Gotta Keep Dreamin

Detroit's 21st Century Renaissance

In Select Cinemas Nationwide
May 15th, only

The Washington Post



On a recent afternoon, Michael Bolton — yes, that Michael Bolton — walks down Michigan Avenue showing off the city he has grown to love. A cameraman tails him, which might be why the singer, without the nuclear hair of his “When a Man Loves a Woman” heyday, can’t avoid being noticed.

A fan leans in for a hug. A cop on a horse invites him to visit the stable. A bald man who sings in a Bolton tribute band asks for a selfie.

“It’s $22.50,” Bolton says, smiling. “You got PayPal?”

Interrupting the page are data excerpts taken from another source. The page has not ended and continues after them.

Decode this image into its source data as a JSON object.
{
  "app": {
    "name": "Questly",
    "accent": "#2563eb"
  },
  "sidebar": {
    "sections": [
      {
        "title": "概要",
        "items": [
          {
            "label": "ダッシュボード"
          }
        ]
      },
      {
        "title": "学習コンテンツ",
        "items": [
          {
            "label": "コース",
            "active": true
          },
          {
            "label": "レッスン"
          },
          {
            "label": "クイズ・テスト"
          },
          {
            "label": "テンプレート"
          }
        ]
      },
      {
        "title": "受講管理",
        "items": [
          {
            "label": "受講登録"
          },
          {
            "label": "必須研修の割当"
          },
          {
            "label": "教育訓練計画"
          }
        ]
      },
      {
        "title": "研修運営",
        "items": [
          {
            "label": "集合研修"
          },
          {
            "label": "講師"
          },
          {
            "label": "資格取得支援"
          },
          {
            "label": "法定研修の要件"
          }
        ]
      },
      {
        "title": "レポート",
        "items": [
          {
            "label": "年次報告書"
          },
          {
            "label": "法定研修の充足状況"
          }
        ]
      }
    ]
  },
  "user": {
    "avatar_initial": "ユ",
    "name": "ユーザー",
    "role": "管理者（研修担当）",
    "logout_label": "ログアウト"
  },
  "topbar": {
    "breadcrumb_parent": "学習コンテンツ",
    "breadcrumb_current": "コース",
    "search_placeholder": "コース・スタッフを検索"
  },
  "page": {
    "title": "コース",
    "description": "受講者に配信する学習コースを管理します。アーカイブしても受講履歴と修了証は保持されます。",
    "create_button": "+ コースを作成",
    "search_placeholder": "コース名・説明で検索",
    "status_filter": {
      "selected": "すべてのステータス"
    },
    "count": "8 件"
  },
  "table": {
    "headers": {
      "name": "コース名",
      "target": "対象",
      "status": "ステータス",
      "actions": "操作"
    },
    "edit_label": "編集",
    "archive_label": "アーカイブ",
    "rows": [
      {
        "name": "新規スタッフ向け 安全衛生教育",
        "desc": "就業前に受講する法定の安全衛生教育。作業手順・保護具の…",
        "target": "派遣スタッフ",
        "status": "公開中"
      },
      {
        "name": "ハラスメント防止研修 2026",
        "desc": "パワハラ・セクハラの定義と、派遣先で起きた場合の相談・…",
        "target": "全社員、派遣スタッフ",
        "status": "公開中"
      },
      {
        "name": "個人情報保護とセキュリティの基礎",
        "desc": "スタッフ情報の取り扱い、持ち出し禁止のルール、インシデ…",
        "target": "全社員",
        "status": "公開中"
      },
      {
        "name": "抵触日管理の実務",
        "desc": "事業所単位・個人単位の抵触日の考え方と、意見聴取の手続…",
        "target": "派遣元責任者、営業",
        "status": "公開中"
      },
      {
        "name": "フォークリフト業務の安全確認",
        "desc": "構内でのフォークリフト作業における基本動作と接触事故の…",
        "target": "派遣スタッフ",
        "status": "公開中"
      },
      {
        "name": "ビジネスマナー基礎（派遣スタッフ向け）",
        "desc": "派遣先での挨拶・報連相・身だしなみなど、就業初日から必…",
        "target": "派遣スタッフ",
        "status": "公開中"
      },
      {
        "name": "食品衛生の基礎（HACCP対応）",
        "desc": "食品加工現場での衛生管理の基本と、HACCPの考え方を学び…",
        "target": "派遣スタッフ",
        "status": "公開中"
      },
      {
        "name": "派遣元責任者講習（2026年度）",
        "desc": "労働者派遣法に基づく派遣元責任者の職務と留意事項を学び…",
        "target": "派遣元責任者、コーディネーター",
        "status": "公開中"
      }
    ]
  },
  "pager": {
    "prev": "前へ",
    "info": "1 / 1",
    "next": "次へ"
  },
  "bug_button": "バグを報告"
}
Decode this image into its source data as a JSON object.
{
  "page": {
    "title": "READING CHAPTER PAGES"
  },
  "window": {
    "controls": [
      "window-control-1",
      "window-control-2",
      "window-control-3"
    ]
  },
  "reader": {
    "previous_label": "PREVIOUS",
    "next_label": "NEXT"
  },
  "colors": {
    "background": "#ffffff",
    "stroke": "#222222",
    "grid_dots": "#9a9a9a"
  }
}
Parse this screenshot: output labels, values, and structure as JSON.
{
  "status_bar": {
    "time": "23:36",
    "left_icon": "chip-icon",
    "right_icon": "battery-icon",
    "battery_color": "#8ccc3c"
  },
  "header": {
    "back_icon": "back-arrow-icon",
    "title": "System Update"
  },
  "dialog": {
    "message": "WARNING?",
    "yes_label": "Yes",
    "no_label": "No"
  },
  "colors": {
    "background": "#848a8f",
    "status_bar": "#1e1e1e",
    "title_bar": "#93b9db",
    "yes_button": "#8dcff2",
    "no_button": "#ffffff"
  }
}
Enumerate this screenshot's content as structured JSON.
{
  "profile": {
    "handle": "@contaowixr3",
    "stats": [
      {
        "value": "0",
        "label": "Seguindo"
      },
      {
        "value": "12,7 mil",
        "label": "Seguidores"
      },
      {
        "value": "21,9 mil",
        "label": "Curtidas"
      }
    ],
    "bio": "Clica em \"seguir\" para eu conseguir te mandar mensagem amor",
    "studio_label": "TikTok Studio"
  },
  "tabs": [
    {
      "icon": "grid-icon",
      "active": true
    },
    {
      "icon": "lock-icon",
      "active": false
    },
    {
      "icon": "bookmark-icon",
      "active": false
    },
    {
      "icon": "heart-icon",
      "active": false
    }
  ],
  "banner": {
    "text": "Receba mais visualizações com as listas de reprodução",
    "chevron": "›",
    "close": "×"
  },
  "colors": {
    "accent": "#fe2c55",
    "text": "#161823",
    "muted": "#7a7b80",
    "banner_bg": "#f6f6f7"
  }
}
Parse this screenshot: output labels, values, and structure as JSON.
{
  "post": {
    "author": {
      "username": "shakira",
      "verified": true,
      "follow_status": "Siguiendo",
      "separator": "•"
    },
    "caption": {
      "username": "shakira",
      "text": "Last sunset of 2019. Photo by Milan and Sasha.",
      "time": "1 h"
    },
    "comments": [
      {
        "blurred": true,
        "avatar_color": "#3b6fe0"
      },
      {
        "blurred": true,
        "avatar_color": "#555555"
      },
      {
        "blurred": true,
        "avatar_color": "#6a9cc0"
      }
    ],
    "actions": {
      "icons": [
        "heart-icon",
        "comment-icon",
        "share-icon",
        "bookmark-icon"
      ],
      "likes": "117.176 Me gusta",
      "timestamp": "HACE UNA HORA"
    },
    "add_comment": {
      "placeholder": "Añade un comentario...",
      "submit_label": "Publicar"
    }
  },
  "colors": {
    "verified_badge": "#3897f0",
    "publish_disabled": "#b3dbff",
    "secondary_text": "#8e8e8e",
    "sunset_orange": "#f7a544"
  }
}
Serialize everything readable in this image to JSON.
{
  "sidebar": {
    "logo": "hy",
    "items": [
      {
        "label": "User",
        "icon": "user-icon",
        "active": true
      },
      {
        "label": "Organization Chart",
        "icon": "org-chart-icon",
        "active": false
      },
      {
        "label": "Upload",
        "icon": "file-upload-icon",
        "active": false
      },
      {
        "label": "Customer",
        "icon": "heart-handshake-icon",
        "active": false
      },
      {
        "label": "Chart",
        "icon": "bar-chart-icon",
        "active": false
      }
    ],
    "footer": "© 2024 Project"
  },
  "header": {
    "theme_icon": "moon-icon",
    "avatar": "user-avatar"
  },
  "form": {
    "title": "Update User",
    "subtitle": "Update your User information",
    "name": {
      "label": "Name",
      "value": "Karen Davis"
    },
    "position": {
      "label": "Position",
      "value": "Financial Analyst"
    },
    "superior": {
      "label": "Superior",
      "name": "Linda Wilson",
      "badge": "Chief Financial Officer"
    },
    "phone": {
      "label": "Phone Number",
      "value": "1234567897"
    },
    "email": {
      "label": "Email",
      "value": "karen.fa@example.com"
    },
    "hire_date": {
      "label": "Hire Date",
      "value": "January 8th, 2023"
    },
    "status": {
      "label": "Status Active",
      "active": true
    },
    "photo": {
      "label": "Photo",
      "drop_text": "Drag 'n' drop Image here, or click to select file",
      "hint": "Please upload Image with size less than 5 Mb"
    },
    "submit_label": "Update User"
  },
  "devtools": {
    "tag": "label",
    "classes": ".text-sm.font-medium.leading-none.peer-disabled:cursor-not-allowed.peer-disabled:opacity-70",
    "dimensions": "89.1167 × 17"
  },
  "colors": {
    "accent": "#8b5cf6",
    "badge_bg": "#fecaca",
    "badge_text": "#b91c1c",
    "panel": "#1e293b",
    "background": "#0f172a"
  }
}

He walks on. The stroll is not meant for autograph seekers. Bolton is in Detroit for his latest project, and it’s a doozy. The pop singer, whose booming voice has kept the mom-jeans intelligentsia mesmerized since roughly 1987, is making a documentary about the city’s attempt to dig itself out of disaster. Bolton has spent three years and $250,000 of his own money in the hopes of recasting how the public views Detroit.

“This,” he says, “is one of the greatest comeback stories in American history.”

Michael Bolton making a documentary about Detroit?

“He’s probably one of the last people I would have expected to do it,” says Aaron Foley, a local writer and Detroit native.

The Web site Deadline Detroit was less polite. Another “parachute celebrity,” it bristled, mocking the project through a series of snide links to glossy 1980s Bolton videos.

But the still-untitled documentary, which Bolton is hosting and directing with his manager, Christina Kline, will premiere Oct. 2 at the city’s historic Fox Theatre and then hit the film festival circuit. The project has sparked considerable interest since Bolton began conducting interviews with everyone from Aretha Franklin and Smokey Robinson to Mayor Mike Duggan and Quicken Loans founder Dan Gilbert.

Charlie LeDuff, the author of “Detroit: An American Autopsy” and no pushover, doesn’t snicker.

“I’ll reserve judgment until I see it,” he says. “Come on in. Do your thing. What have you got, brother?”

Gilbert, the billionaire Detroit native who also owns the Cleveland Cavaliers, goes further. He’s impressed by Bolton’s approach.

“Look, to have somebody of his stature reach out and tell the story, the way it is and not just tell ruin porn, showing the same six burned-out shops, I like that,” says Gilbert. “He’s going to show what happened, where this city was and then all the great things happening.”